Fetullahçı Terör Örgütü’nün (FETÖ) 15 Temmuz 2016 tarihindeki darbe girişimi, Türkiye için bir milat olarak tarihe geçti. Bu süreçte İzmir’in Narlıdere ilçesinde meydana gelen olaylar, hala hafızalarda tazeliğini koruyor. O gece yaşananlar, emekli müezzin Mehmet Kuzgun için unutulmaz bir deneyim oldu. Kuzgun, darbe girişimi sırasında sela okuduğu için saldırıya uğradı ve bu anılarından büyük bir iz taşıdı.

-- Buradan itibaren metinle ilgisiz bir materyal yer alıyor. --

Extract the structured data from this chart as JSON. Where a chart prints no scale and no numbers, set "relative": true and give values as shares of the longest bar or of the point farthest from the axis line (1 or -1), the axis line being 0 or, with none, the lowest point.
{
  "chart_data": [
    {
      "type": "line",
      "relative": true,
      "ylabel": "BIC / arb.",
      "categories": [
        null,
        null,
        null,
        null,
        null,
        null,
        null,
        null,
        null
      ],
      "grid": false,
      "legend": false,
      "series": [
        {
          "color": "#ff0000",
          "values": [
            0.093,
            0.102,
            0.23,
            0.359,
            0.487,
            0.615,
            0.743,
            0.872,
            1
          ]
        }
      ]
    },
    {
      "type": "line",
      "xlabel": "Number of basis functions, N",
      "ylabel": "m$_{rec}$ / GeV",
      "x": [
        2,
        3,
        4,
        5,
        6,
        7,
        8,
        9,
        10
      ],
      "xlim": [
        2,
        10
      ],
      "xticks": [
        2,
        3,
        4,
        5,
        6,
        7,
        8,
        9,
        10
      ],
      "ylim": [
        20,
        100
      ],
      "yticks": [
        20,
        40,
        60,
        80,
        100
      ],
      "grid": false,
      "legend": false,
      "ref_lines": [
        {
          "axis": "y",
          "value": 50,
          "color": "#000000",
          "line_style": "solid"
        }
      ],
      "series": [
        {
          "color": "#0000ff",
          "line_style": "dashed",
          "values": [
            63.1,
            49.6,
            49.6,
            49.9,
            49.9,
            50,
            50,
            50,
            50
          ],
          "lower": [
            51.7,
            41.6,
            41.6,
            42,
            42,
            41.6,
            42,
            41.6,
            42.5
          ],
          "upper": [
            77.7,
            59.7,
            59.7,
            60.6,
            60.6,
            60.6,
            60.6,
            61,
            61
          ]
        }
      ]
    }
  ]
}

Kuzgun, Kutlu Yalvaç Camisi‘nde müezzin olarak görev yaptığı dönemde, darbe girişimini duyduğunda hemen camiye giderek sela okumaya başladığını ifade etti. Onun bu davranışı, halkı darbe girişimine karşı sokağa davet etmek amacı taşıyordu. Mekâna gelen iki kadın ve bir erkek, Kuzgun’a neden sela okuduğunu sorduklarında, o da durumu açıklığa kavuşturdu; “Memlekette darbe var, biz de halkı sokağa davet ediyoruz,” dedi. Ancak bu açıklamanın ardından, beklenmedik bir saldırı ile karşılaştı.
Kuzgun, anılarında saldırıya uğramanın ayrıntılarına değindi. “Kadınlardan biri elindeki kaldırım taşıyla bana vurdu, erkek olan ise yumruk attı,” şeklinde anlatıyor o geceyi. Mareşal kuvvetlerinin karşısında duran bir müezzin olarak, cesaretle darbeye karşı durduğunu ifade eden Kuzgun, bu saldırının sadece kendisine değil, tüm millete yapıldığını savundu. Olayın ardından bir ay boyunca yatakta kalmak zorunda kaldığını belirtirken, caminin büyük zarar gördüğünü de dile getirdi. Camideki pencerelerin kırılması, bu sürecin ne denli travmatik olduğunu gösteriyor. “Cami, Allah’ın evidir. Biz elimizden geldiğince selalarımızla darbecilere karşı durduk,” diyerek vatanseverliğini yineledi.
Mehmet Kuzgun, sadece o gece yaşananlarla kalmadı; mahkemede bile kendisine saldırmaya devam eden kişilerle karşılaştığını vurguladı. Bu durum, onun mücadelesinin sadece fiziksel olmadığını, aynı zamanda ruhsal ve toplumsal boyutları da olduğunu gösteriyor. O gece verdiği mücadele ve sonrasında yaşadığı zorluklar, Kuzgun’a Devlet Övünç Madalyası ve gazilik beratı kazandırdı. Tüm bunlar, onun cesaretinin ve vatan sevgisinin birer nişanesi olarak tarihe geçti.
Mehmet Kuzgun’un hikayesi, Türkiye’deki pek çok insanın o gece yaşadığı anıları ve mücadeleleri simgelerken, ülkenin birlik ve beraberlik içinde nasıl bir araya geldiğini de örnekliyor. Selaların sadece bir ses değil, aynı zamanda bir direniş simgesi olduğunu da vurgulamak gerekir. O gece, Türkiye’de halkın iradesinin her şeyin üzerinde olduğunu bir kez daha gösterdi. Müezzin Kuzgun ve onun gibi birçok insan, o karanlık gecede vatanları için cesurca direndi ve bu direniş, milletin hafızasında silinmeyecek bir yer edindi.